Initiate BUY on HSH-H, as we forecast 16% NP CAGR in FY19-22E vs 9% in FY17-19, driven by: 1) recovery in China, aided by healthy inventory and better ASP, 2) robust export growth, 3) Casarte’s rapid growth to resume and 4) synergies from M&As. Our TP of HK$ 26.91 is based on 20x FY21E P/E, 9% discount to leading China peer’s avg. but 8% higher than Int’l peers’ avg.. HSH-H’s valuation is attractive at 16x FY21E P/E, vs HSH-A’s 18x and Midea’s 21x.
- A global leader with dominance in fridge, laundry and water heater. Haier Smart Home (“HSH”) has seven major brands (Haier, Casarte, Leader, GE Appliances, Fisher & Paykel, Aqua and Candy), and it has 14.7% market shares by volume sold in the world in 2019. It posted RMB 198bn sales/ RMB 12.3bn net profit, and reported 15%/12% sales/NP att. CAGR during FY14-19.
- Turnaround supported by better product quality and higher ASP. HSH is consistently gaining more market shares and even more in 1H20, thanks to its ability to capture the ever changing customer’ needs with new products equipped with innovative technology. We are more optimistic on FY21E, thanks to healthy industry inventory and ASP uptrend since 2Q20.
- Robust exports growth and GEA, Candy’s turnaround ahead. We expect exports and stay home demand to remain strong in FY21E. Moreover, thanks to increased synergies between GEA, Candy and Haier (more tech know how and supply chain sharing), we expect overseas margin to improve in FY20E-22E. We also foresee EU sales CAGR to be fast at 9% in FY19-20E.

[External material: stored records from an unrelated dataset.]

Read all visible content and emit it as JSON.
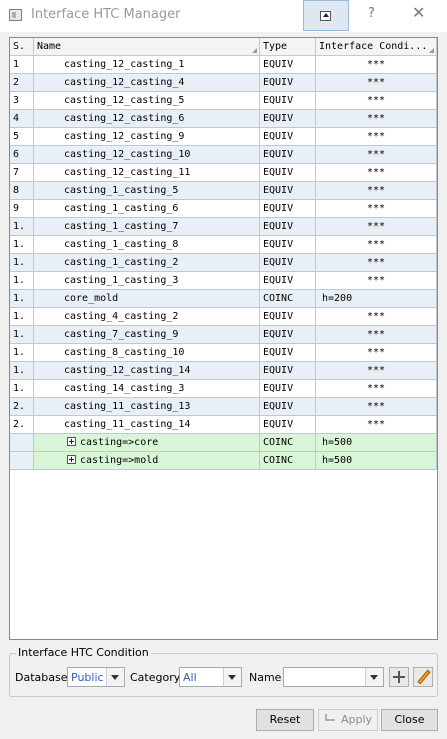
{
  "window": {
    "title": "Interface HTC Manager",
    "help_glyph": "?",
    "close_glyph": "✕"
  },
  "grid": {
    "columns": [
      "S.",
      "Name",
      "Type",
      "Interface Condi..."
    ],
    "rows": [
      {
        "s": "1",
        "name": "casting_12_casting_1",
        "type": "EQUIV",
        "cond": "***"
      },
      {
        "s": "2",
        "name": "casting_12_casting_4",
        "type": "EQUIV",
        "cond": "***"
      },
      {
        "s": "3",
        "name": "casting_12_casting_5",
        "type": "EQUIV",
        "cond": "***"
      },
      {
        "s": "4",
        "name": "casting_12_casting_6",
        "type": "EQUIV",
        "cond": "***"
      },
      {
        "s": "5",
        "name": "casting_12_casting_9",
        "type": "EQUIV",
        "cond": "***"
      },
      {
        "s": "6",
        "name": "casting_12_casting_10",
        "type": "EQUIV",
        "cond": "***"
      },
      {
        "s": "7",
        "name": "casting_12_casting_11",
        "type": "EQUIV",
        "cond": "***"
      },
      {
        "s": "8",
        "name": "casting_1_casting_5",
        "type": "EQUIV",
        "cond": "***"
      },
      {
        "s": "9",
        "name": "casting_1_casting_6",
        "type": "EQUIV",
        "cond": "***"
      },
      {
        "s": "1.",
        "name": "casting_1_casting_7",
        "type": "EQUIV",
        "cond": "***"
      },
      {
        "s": "1.",
        "name": "casting_1_casting_8",
        "type": "EQUIV",
        "cond": "***"
      },
      {
        "s": "1.",
        "name": "casting_1_casting_2",
        "type": "EQUIV",
        "cond": "***"
      },
      {
        "s": "1.",
        "name": "casting_1_casting_3",
        "type": "EQUIV",
        "cond": "***"
      },
      {
        "s": "1.",
        "name": "core_mold",
        "type": "COINC",
        "cond": "h=200"
      },
      {
        "s": "1.",
        "name": "casting_4_casting_2",
        "type": "EQUIV",
        "cond": "***"
      },
      {
        "s": "1.",
        "name": "casting_7_casting_9",
        "type": "EQUIV",
        "cond": "***"
      },
      {
        "s": "1.",
        "name": "casting_8_casting_10",
        "type": "EQUIV",
        "cond": "***"
      },
      {
        "s": "1.",
        "name": "casting_12_casting_14",
        "type": "EQUIV",
        "cond": "***"
      },
      {
        "s": "1.",
        "name": "casting_14_casting_3",
        "type": "EQUIV",
        "cond": "***"
      },
      {
        "s": "2.",
        "name": "casting_11_casting_13",
        "type": "EQUIV",
        "cond": "***"
      },
      {
        "s": "2.",
        "name": "casting_11_casting_14",
        "type": "EQUIV",
        "cond": "***"
      }
    ],
    "group_rows": [
      {
        "s": "",
        "name": "casting=>core",
        "type": "COINC",
        "cond": "h=500"
      },
      {
        "s": "",
        "name": "casting=>mold",
        "type": "COINC",
        "cond": "h=500"
      }
    ]
  },
  "condition_panel": {
    "legend": "Interface HTC Condition",
    "database_label": "Database",
    "database_value": "Public",
    "category_label": "Category",
    "category_value": "All",
    "name_label": "Name",
    "name_value": ""
  },
  "buttons": {
    "reset": "Reset",
    "apply": "Apply",
    "close": "Close"
  }
}
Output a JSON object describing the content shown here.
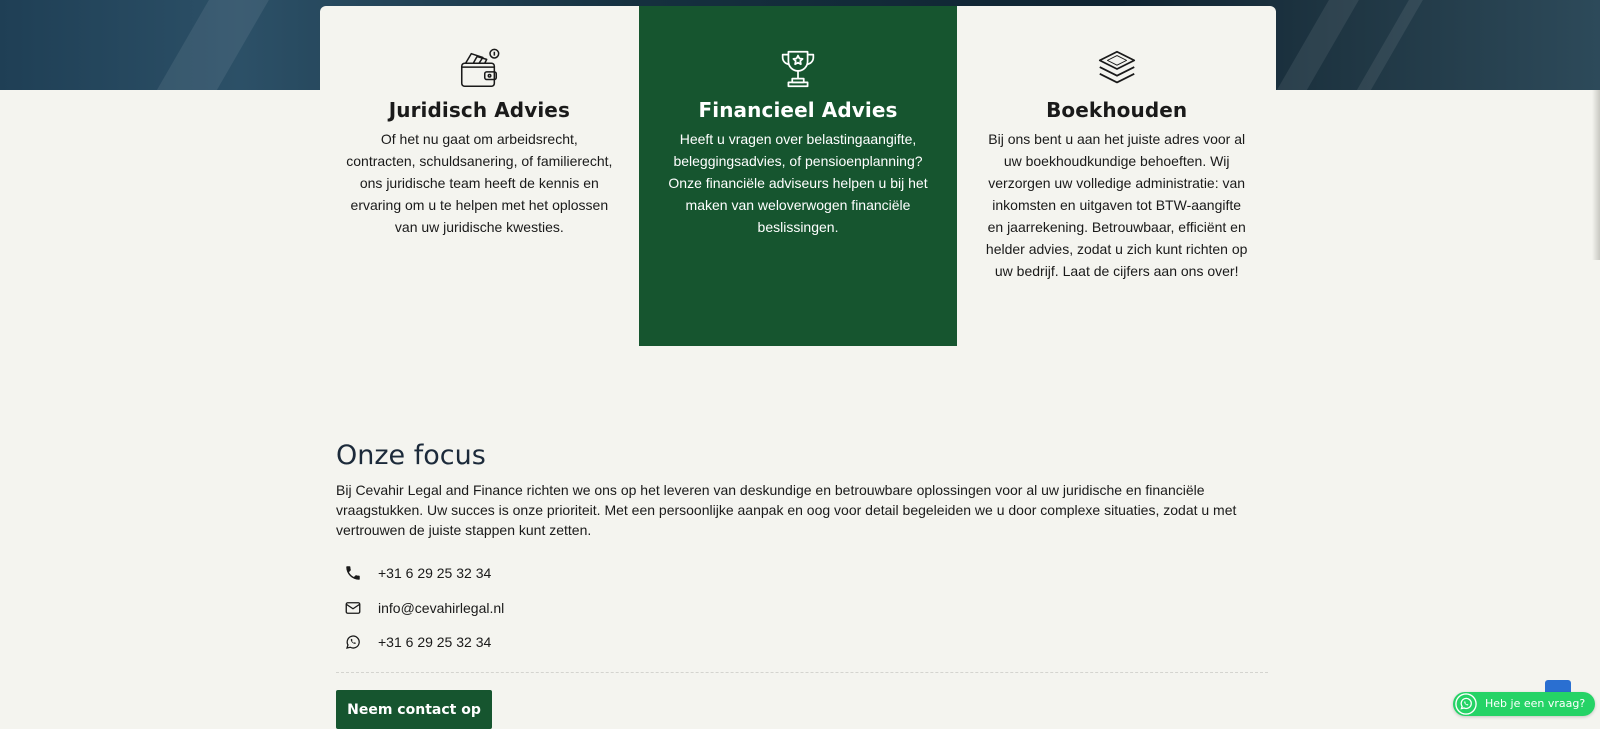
{
  "services": [
    {
      "title": "Juridisch Advies",
      "icon": "wallet-money-icon",
      "text": "Of het nu gaat om arbeidsrecht, contracten, schuldsanering, of familierecht, ons juridische team heeft de kennis en ervaring om u te helpen met het oplossen van uw juridische kwesties."
    },
    {
      "title": "Financieel Advies",
      "icon": "trophy-icon",
      "text": "Heeft u vragen over belastingaangifte, beleggingsadvies, of pensioenplanning? Onze financiële adviseurs helpen u bij het maken van weloverwogen financiële beslissingen."
    },
    {
      "title": "Boekhouden",
      "icon": "layers-icon",
      "text": "Bij ons bent u aan het juiste adres voor al uw boekhoudkundige behoeften. Wij verzorgen uw volledige administratie: van inkomsten en uitgaven tot BTW-aangifte en jaarrekening. Betrouwbaar, efficiënt en helder advies, zodat u zich kunt richten op uw bedrijf. Laat de cijfers aan ons over!"
    }
  ],
  "focus": {
    "title": "Onze focus",
    "text": "Bij Cevahir Legal and Finance richten we ons op het leveren van deskundige en betrouwbare oplossingen voor al uw juridische en financiële vraagstukken. Uw succes is onze prioriteit. Met een persoonlijke aanpak en oog voor detail begeleiden we u door complexe situaties, zodat u met vertrouwen de juiste stappen kunt zetten.",
    "contacts": [
      {
        "icon": "phone-icon",
        "value": "+31 6 29 25 32 34"
      },
      {
        "icon": "envelope-icon",
        "value": "info@cevahirlegal.nl"
      },
      {
        "icon": "whatsapp-icon",
        "value": "+31 6 29 25 32 34"
      }
    ],
    "cta_label": "Neem contact op"
  },
  "whatsapp_widget": {
    "label": "Heb je een vraag?"
  },
  "colors": {
    "brand_green": "#16552f",
    "background": "#f4f4ef",
    "whatsapp_green": "#25d366",
    "scroll_top_blue": "#2a6fd1"
  }
}
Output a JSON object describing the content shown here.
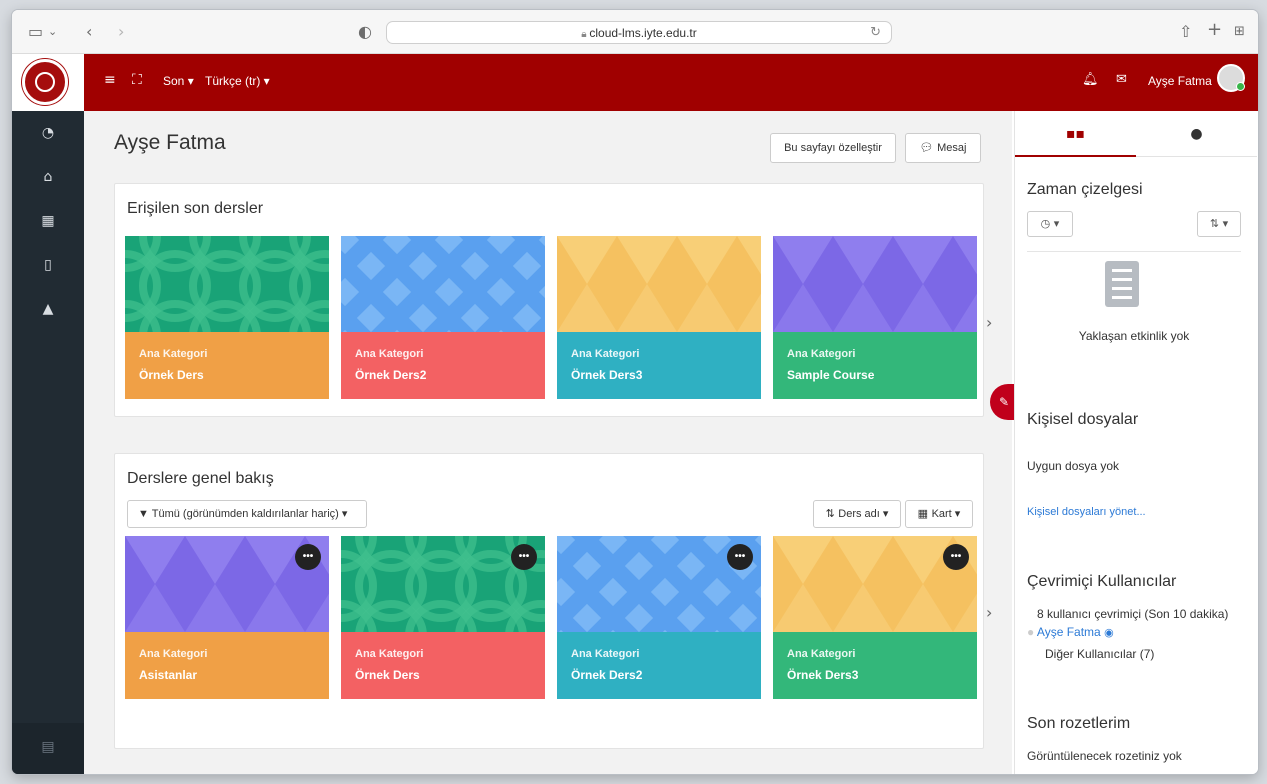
{
  "browser": {
    "url": "cloud-lms.iyte.edu.tr"
  },
  "navbar": {
    "recent_menu": "Son",
    "language_menu": "Türkçe (tr)",
    "user_name": "Ayşe Fatma"
  },
  "page": {
    "title": "Ayşe Fatma",
    "customize_button": "Bu sayfayı özelleştir",
    "message_button": "Mesaj"
  },
  "recent_courses": {
    "title": "Erişilen son dersler",
    "items": [
      {
        "category": "Ana Kategori",
        "name": "Örnek Ders",
        "color": "#f0a046",
        "pattern": "circles-green"
      },
      {
        "category": "Ana Kategori",
        "name": "Örnek Ders2",
        "color": "#f36163",
        "pattern": "diamonds-blue"
      },
      {
        "category": "Ana Kategori",
        "name": "Örnek Ders3",
        "color": "#2fb0c2",
        "pattern": "triangles-yellow"
      },
      {
        "category": "Ana Kategori",
        "name": "Sample Course",
        "color": "#33b77a",
        "pattern": "triangles-purple"
      }
    ]
  },
  "course_overview": {
    "title": "Derslere genel bakış",
    "filter_label": "Tümü (görünümden kaldırılanlar hariç)",
    "sort_label": "Ders adı",
    "view_label": "Kart",
    "items": [
      {
        "category": "Ana Kategori",
        "name": "Asistanlar",
        "color": "#f0a046",
        "pattern": "triangles-purple"
      },
      {
        "category": "Ana Kategori",
        "name": "Örnek Ders",
        "color": "#f36163",
        "pattern": "circles-green"
      },
      {
        "category": "Ana Kategori",
        "name": "Örnek Ders2",
        "color": "#2fb0c2",
        "pattern": "diamonds-blue"
      },
      {
        "category": "Ana Kategori",
        "name": "Örnek Ders3",
        "color": "#33b77a",
        "pattern": "triangles-yellow"
      }
    ]
  },
  "right_drawer": {
    "timeline_title": "Zaman çizelgesi",
    "timeline_empty": "Yaklaşan etkinlik yok",
    "files_title": "Kişisel dosyalar",
    "files_empty": "Uygun dosya yok",
    "files_link": "Kişisel dosyaları yönet...",
    "online_title": "Çevrimiçi Kullanıcılar",
    "online_summary": "8 kullanıcı çevrimiçi (Son 10 dakika)",
    "online_user": "Ayşe Fatma",
    "online_others": "Diğer Kullanıcılar (7)",
    "badges_title": "Son rozetlerim",
    "badges_empty": "Görüntülenecek rozetiniz yok"
  },
  "icons": {
    "sidebar": [
      "dashboard-icon",
      "home-icon",
      "calendar-icon",
      "file-icon",
      "graduation-cap-icon"
    ],
    "header": [
      "menu-icon",
      "fullscreen-icon",
      "bell-icon",
      "envelope-icon"
    ]
  },
  "colors": {
    "brand": "#a00000",
    "drawer": "#212b33",
    "link": "#2c7ad6"
  }
}
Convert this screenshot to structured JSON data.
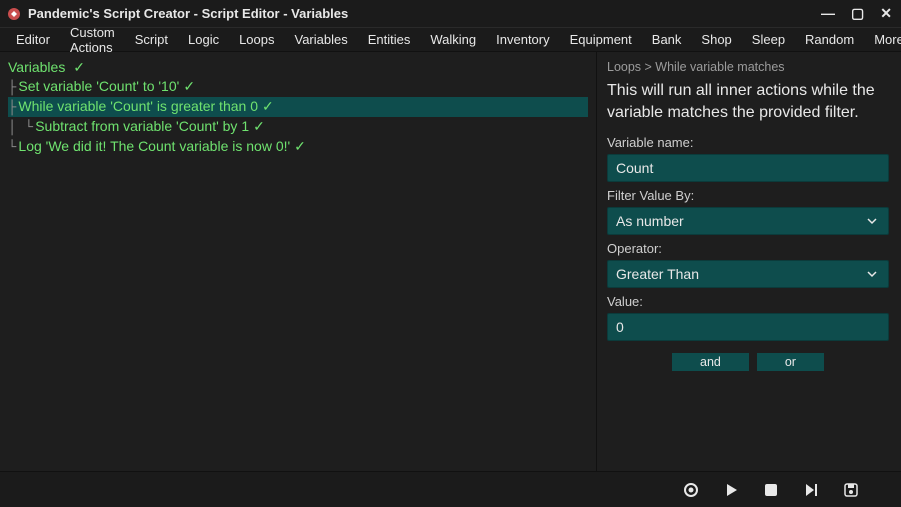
{
  "title": "Pandemic's Script Creator - Script Editor - Variables",
  "menus": [
    "Editor",
    "Custom Actions",
    "Script",
    "Logic",
    "Loops",
    "Variables",
    "Entities",
    "Walking",
    "Inventory",
    "Equipment",
    "Bank",
    "Shop",
    "Sleep",
    "Random",
    "More"
  ],
  "tree": {
    "header": "Variables",
    "lines": [
      {
        "prefix": "├ ",
        "text": "Set variable 'Count' to '10'",
        "sel": false
      },
      {
        "prefix": "├ ",
        "text": "While variable 'Count' is greater than 0",
        "sel": true
      },
      {
        "prefix": "│  └ ",
        "text": "Subtract from variable 'Count' by 1",
        "sel": false
      },
      {
        "prefix": "└ ",
        "text": "Log 'We did it! The Count variable is now 0!'",
        "sel": false
      }
    ]
  },
  "panel": {
    "breadcrumb": "Loops > While variable matches",
    "description": "This will run all inner actions while the variable matches the provided filter.",
    "variable_label": "Variable name:",
    "variable_value": "Count",
    "filter_label": "Filter Value By:",
    "filter_value": "As number",
    "operator_label": "Operator:",
    "operator_value": "Greater Than",
    "value_label": "Value:",
    "value_value": "0",
    "and_label": "and",
    "or_label": "or"
  }
}
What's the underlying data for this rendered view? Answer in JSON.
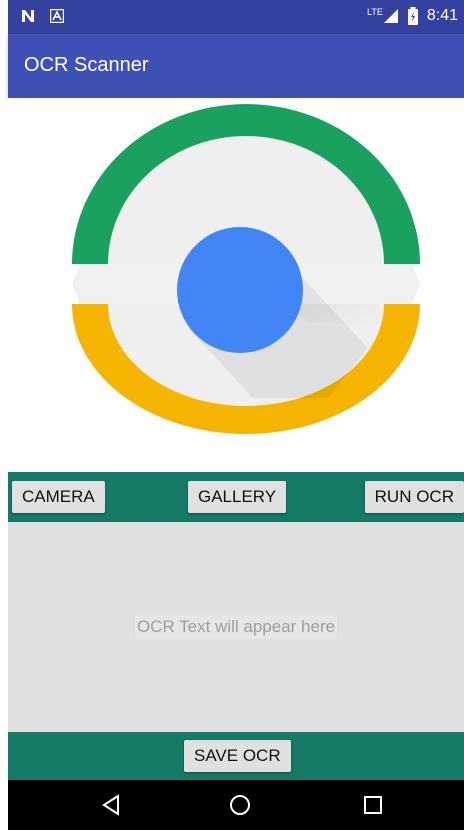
{
  "status_bar": {
    "time": "8:41",
    "network": "LTE",
    "icons": [
      "n-notification-icon",
      "a-notification-icon",
      "signal-icon",
      "battery-icon"
    ]
  },
  "app_bar": {
    "title": "OCR Scanner"
  },
  "logo": {
    "colors": {
      "green": "#1aa15f",
      "yellow": "#f4b400",
      "blue": "#4285f4",
      "band": "#f1f1f1"
    }
  },
  "controls": {
    "camera_label": "CAMERA",
    "gallery_label": "GALLERY",
    "run_ocr_label": "RUN OCR"
  },
  "ocr_output": {
    "placeholder": "OCR Text will appear here"
  },
  "save": {
    "label": "SAVE OCR"
  },
  "nav": {
    "icons": [
      "back-icon",
      "home-icon",
      "recents-icon"
    ]
  },
  "theme": {
    "primary": "#3f51b5",
    "primary_dark": "#3441a0",
    "accent_bar": "#157a66"
  }
}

- Casarte is set to resume its explosive growth. Casarte sales grew by 27% CAGR in FY14-19, but slowed down due to lack of production capacity in FY19 and COVID-19 in 1H20. We expect 25%/ 20% YoY growth in FY21E/ 22E.
- Multiple synergies from privatization of Haier Electronics. We believe HSH to catch up and produce a 16% NP CAGR in FY19-22E (vs 12%/ 3% for Midea/ Gree), driven by 1) better overseas sales and margins, 2) synergies yielding from better efficiency, capital allocations and corporate governance.
- We forecast 8% sales and 16% net profit CAGR in FY19-22E.
- Initiate BUY with TP of HK$ 26.91, based on 20x FY21E P/E. Our TP is based on 20.0x FY21E P/E, at a 9% discount to China peers average of 21.9x, or 8% premium over int’l peers’ average of 18.5x, considering: 1) faster-than-peers NP CAGR, 2) less small appliances exposure, 3) greater sales mix from self-owned brand. The current stock price (derived from Haier Electronics’ last price and HSH’s H share swap agreement) of HK$ 21.69 implies 16.1x FY21E P/E, which is fairly attractive in our view.